The names of qualified candidates are expected to be announced by the Guardian Council on 11 June. Should the second scenario unfold, we can anticipate an intense intra-group conflict between the revolutionaries and super-revolutionaries, marked by relentless revelations.
A Potential Game Changer
However, one event can upset the above equations: the candidacy of Alireza Arafi. Alireza Arafi is the head of all seminaries in Iran and the deputy to the head of the 88-member assembly of experts of the leadership which is tasked with appointing the supreme leader in the event of the incumbent's death.
I argued in an article published earlier this month that he, alongside Raisi, is one of the two prime candidates to succeed Khamenei.
On 24 May, it was reported that some religious organisations urged him to run in the elections.
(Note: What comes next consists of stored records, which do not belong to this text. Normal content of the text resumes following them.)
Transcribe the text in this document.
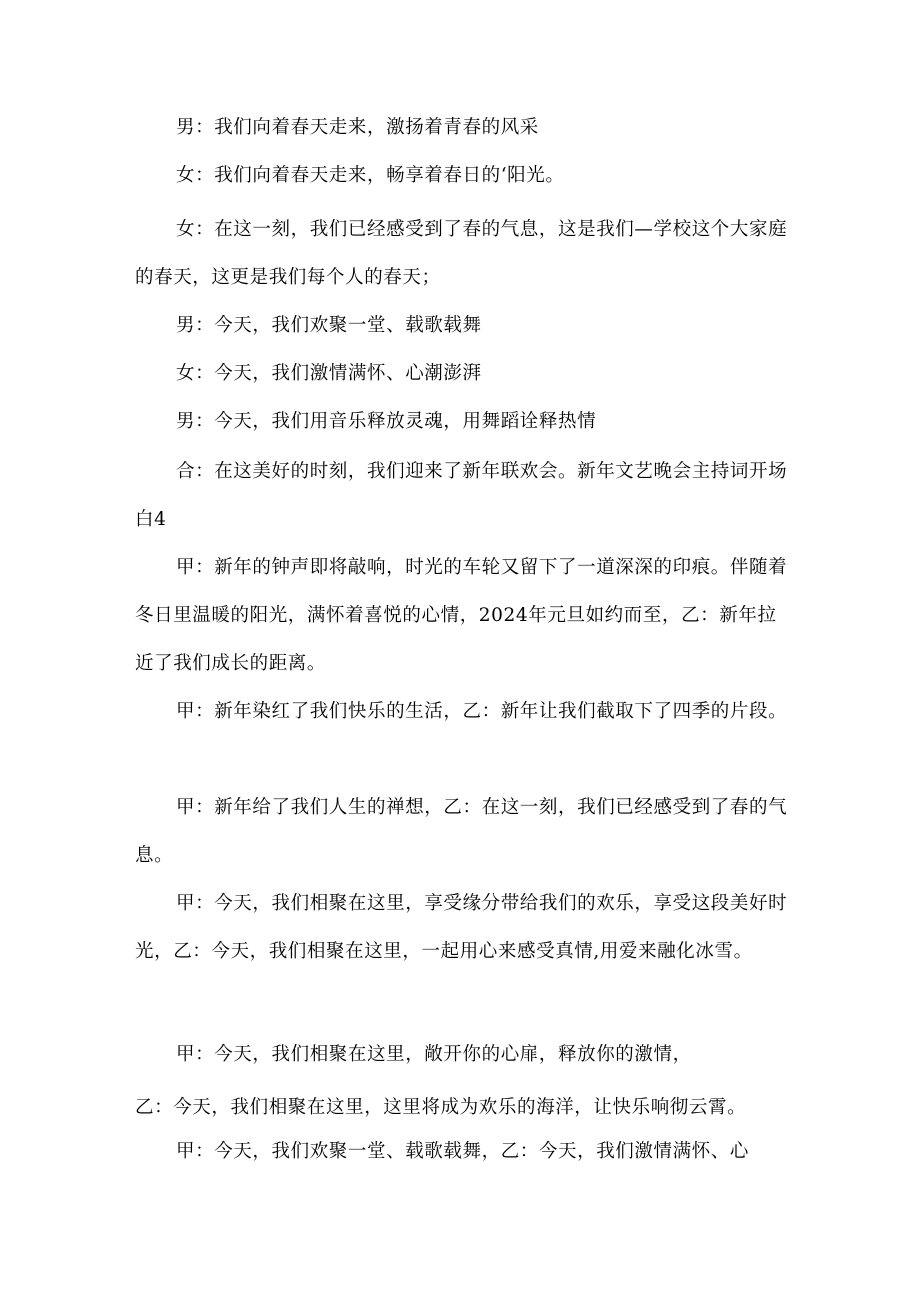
男：我们向着春天走来，激扬着青春的风采

女：我们向着春天走来，畅享着春日的‘阳光。

女：在这一刻，我们已经感受到了春的气息，这是我们—学校这个大家庭的春天，这更是我们每个人的春天；

男：今天，我们欢聚一堂、载歌载舞

女：今天，我们激情满怀、心潮澎湃

男：今天，我们用音乐释放灵魂，用舞蹈诠释热情

合：在这美好的时刻，我们迎来了新年联欢会。新年文艺晚会主持词开场白4

甲：新年的钟声即将敲响，时光的车轮又留下了一道深深的印痕。伴随着冬日里温暖的阳光，满怀着喜悦的心情，2024年元旦如约而至，乙：新年拉近了我们成长的距离。

甲：新年染红了我们快乐的生活，乙：新年让我们截取下了四季的片段。

甲：新年给了我们人生的禅想，乙：在这一刻，我们已经感受到了春的气息。

甲：今天，我们相聚在这里，享受缘分带给我们的欢乐，享受这段美好时光，乙：今天，我们相聚在这里，一起用心来感受真情,用爱来融化冰雪。

甲：今天，我们相聚在这里，敞开你的心扉，释放你的激情，

乙：今天，我们相聚在这里，这里将成为欢乐的海洋，让快乐响彻云霄。

甲：今天，我们欢聚一堂、载歌载舞，乙：今天，我们激情满怀、心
Arafi dismissed the request with a single word: "no".
Nonetheless, there remains a possibility that he might reconsider. Should this occur, there is a substantial likelihood that conservative candidates would withdraw in his favour, and moderate candidates would be disqualified by the Guardian Council, mirroring the events of 2021 that culminated in Raisi's victory.
The views expressed in this article belong to the author and do not necessarily reflect the editorial policy of Middle East Eye.